In the Star Trek universe, it's the same, and has been all the way back to those first few seasons on NBC back in the 1960s.  Look, here's the universe where Spock is bearded!  Oh, and here's another where Kirk is a subtle, thoughtful, understated captain who delegates well and is entirely comfortable with his expanding dad-bod.

That's the core conceit of Rick and Morty, where every universe gives us an opportunity to see how much worse it can get.  It's the operating cosmology of the bizarre, spotty OA.  And of more franchises than you can shake a stick at.
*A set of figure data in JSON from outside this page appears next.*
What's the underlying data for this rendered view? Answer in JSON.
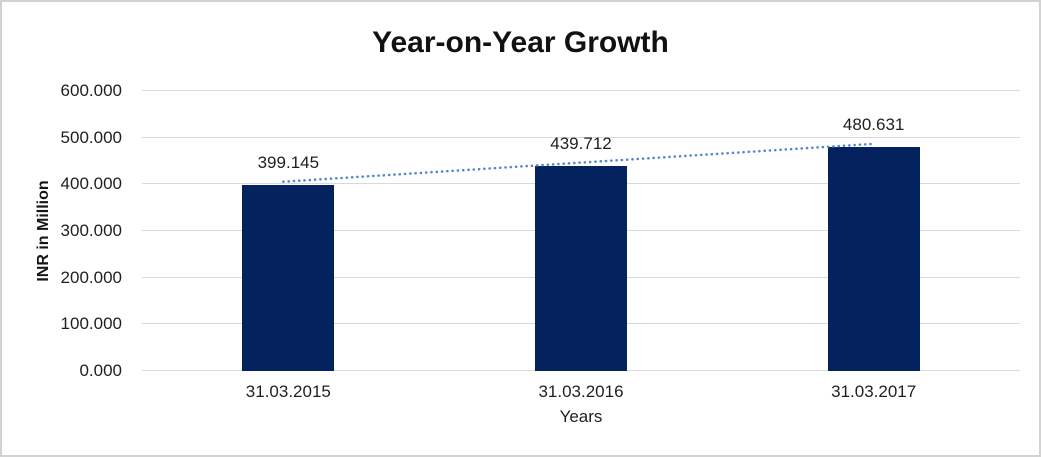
{
  "chart_data": {
    "type": "bar",
    "title": "Year-on-Year Growth",
    "xlabel": "Years",
    "ylabel": "INR in Million",
    "categories": [
      "31.03.2015",
      "31.03.2016",
      "31.03.2017"
    ],
    "values": [
      399.145,
      439.712,
      480.631
    ],
    "data_labels": [
      "399.145",
      "439.712",
      "480.631"
    ],
    "ylim": [
      0,
      600
    ],
    "ytick_step": 100,
    "ytick_labels": [
      "0.000",
      "100.000",
      "200.000",
      "300.000",
      "400.000",
      "500.000",
      "600.000"
    ],
    "grid": true,
    "legend_position": "none",
    "bar_color": "#03225e",
    "trendline": {
      "type": "linear",
      "style": "dotted",
      "color": "#4f87c9"
    }
  }
}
Leaping among universes is also a fundamental conceit of sci-fi and fantasy writing.  C.S. Lewis mucked around with the idea in the Narnia books, after all.  Narnia isn't just a different place in our universe...but a different spacetime completely.  In the Magician's Nephew, what is the Wood between the Worlds but an interstitial space filled with transdimensional portals.


The question arises: why?  Why all of a sudden is this peculiar slant on storytelling so familiar?